The Royal Berkshire Hospital building facade is very impressive. Provision of a museum to enlighten the locals is a very thoughtful addition.
cop some flack
Saturday, October 4th, 2008 | tags: English evolution, idiom |I thought I knew what this idiom meant until I tried to verify it online. This is what I believed:
- cop. To view, gather or recieve.
- flack. Tiny metalised paper strips dropped from World War II aircraft as a means of interferring with enemy radar that is attempting to identify their position to relay to the anti-aircraft guns.
In Wendy’s world, to cop some flack is to be on the recieving end of lots of small irritations that together add up to major disruption. This interpretation is consistent with usage of the phrase in forums, blogs and news item titles.
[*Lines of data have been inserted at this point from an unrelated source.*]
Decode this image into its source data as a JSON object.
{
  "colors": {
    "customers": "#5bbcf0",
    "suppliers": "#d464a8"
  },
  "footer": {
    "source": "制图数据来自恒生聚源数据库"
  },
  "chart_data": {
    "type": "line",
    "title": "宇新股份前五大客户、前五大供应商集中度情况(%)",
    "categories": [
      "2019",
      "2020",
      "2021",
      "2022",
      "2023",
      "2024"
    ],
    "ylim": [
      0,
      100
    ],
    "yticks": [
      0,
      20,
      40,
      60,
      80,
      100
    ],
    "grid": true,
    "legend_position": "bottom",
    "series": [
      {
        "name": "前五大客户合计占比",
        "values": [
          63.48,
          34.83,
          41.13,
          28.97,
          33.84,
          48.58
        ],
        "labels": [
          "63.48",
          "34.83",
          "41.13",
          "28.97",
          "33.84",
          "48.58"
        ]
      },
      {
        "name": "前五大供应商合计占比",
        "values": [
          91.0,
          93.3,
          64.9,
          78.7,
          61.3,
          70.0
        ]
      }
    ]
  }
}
Merriam-Websters 4th and last definition of flack is ‘anti aircraft guns’ or ’the bursting shells fired from flak’. It cites the origin of the main meaning of flack ‘one who provides publicity’ as ‘unknown, 1939′ . During WW2. WW2 airplanes also used to drop publicity (propaganda) leaflets, Dropping flack and dropping small leaflets have remarkable behavioural, if not intended funtional, similarity.
Dictionary.com’s 6th entry for flack cites the meaning of flack that looks most similar to my current understanding of its use
- Antiaircraft artillery.
- The bursting shells fired from such artillery.
- Excessive or abusive criticism.
- Dissension; opposition.
- Informal: Excessive or abusive criticism.
- Informal: Dissension; opposition.
what the foreman said…
Friday, October 3rd, 2008 | tags: builders, conversation, on the phone, Reading town, service |
Some snippits from recent cell-phone conversation with the fellow coordinating the builders (occassionally) working on The Wendy House kitchen roof replacement.
Wendy: not having a kitchen roof is very inconvenient.
Foreman: Not for me its not.
…
Wendy: so the slates will all be in place by end of day tomorrow?
Foreman: yes
Wendy: That’s Autumn!
Foreman: more like gruesome
…
Wendy: Cheerio
Foreman: Bye Darlin’
congregational spiders
Thursday, October 2nd, 2008 | tags: fluffballs, Reading town, service |<long sentence warning, take a breath now>
Combat cleaning’s monthly stop-by to put their duster, vacuum, or wet-wipes in all those places that spiders congregate, to make sure that I don’t drown in the discarded natural insulation produced by the fluffballs, is a particularly pleasant luxury.
<long sentence over, you can relax now>
Pleasant because they
- ask about the building work then giggle endearingly at the answer.
- don’t complain when my tap (US = fawcett) handles fall-off (if twisted at the wrong angle) in their hands.
- take the drapes diving for the floor, because the super-glue holding the drape-hangers up just isn’t quite as super as the advertising would have me believe, in their stride.